The animals in the sheet represent not just food laws, but the entire architecture of exclusion. In the way of the Bodhisattva, we are taught to see all beings, be they beast or human, as vessels of potential awakening. Peter’s resistance is our own, but the voice of the Spirit gently challenges our attachment to rigid habits and invites us into the vastness of divine compassion, where nothing is outside the embrace of love.

"At that very moment three men, sent to me from Caesarea, arrived at the house where we were.
The Spirit told me to go with them and not to make a distinction between them and us.
These six brothers also accompanied me, and we entered the man's house.
He told us how he had seen the angel standing in his house and saying,
'Send to Joppa and bring Simon, who is called Peter;
he will give you a message by which you and your entire household will be saved.'"
- Acts 11:11-14

Here, Peter follows the guidance of the Spirit without hesitation or judgment. “Do not make a distinction between them and us”: this is the voice of bodhicitta itself, which sees no other, no outsider.
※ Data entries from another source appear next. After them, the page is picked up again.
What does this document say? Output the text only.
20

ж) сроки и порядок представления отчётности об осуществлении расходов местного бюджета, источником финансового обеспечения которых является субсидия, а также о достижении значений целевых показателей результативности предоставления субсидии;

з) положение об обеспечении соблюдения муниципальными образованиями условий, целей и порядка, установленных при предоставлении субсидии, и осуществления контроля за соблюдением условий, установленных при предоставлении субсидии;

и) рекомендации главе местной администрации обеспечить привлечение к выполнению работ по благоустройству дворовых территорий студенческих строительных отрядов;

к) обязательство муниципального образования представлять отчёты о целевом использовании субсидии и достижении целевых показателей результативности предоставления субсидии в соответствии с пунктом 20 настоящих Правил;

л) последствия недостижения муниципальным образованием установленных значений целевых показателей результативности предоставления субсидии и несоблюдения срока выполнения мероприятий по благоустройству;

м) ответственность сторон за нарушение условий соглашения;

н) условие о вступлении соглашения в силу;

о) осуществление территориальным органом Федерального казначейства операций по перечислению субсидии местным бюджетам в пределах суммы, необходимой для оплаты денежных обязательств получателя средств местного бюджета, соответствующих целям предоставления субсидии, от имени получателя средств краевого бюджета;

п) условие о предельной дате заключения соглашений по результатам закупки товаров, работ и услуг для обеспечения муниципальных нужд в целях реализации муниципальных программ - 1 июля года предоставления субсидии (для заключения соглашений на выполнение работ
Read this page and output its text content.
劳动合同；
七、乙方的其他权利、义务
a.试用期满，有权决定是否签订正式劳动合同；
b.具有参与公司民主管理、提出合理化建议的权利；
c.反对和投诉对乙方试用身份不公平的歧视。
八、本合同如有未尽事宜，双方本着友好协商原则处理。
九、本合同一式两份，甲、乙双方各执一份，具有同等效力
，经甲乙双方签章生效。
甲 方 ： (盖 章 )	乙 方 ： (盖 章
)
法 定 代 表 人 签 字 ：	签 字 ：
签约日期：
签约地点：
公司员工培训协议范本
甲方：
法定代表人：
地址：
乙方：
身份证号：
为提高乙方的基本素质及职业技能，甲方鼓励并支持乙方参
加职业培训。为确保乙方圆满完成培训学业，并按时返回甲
The household of Cornelius becomes the place of divine meeting, just as the heart of any sentient being can become the dwelling of the Spirit. The Bodhisattva does not wait for worthiness; they move where there is need, where the flame of faith flickers, even faintly.

"And as I began to speak, the Holy Spirit fell upon them just as it had upon us at the beginning.
And I remembered the word of the Lord, how he had said,
'John baptized with water, but you will be baptized with the Holy Spirit.'"
- Acts 11:15-16

The Spirit arrives not by ritual or rite but by presence and readiness. Peter’s words recall Jesus' own promise of a deeper baptism, not of water only, but of fire and spirit. This is the direct blessing of the awakened mind: bodhicitta arising spontaneously when love and humility meet. As the Spirit descends on Cornelius’ household, we see again that awakening is not the property of the pure, but the gift of the open-hearted.

"If then God gave them the same gift that he gave us when we believed in the Lord Jesus Christ,
who was I that I could hinder God?"
When they heard this, they were silenced. And they praised God, saying,
"Then God has given even to the Gentiles the repentance that leads to life."
- Acts 11:17-18

Peter’s final words are those of surrender to divine wisdom. This is the humility of the true disciple, and the clarity of the Bodhisattva who no longer clings to ego or doctrine. The critics are silenced not by argument, but by the irrefutable presence of grace. Their praise marks a turning toward inclusion, toward awakening, toward the repentance that leads not to punishment but to life. Let this be our path, too: to rejoice whenever any being turns toward the light, even if it challenges our assumptions.

In the end, this passage invites us into a posture of spacious awareness and boundless compassion. As followers of Christ and fellow aspirants on the Bodhisattva path, we are called to set aside judgment and walk in the liberating light of the Spirit. May we never hinder the work of grace by clinging to form, and may we be swift to recognize the divine gift wherever it blossoms, in friend, stranger, or even foe.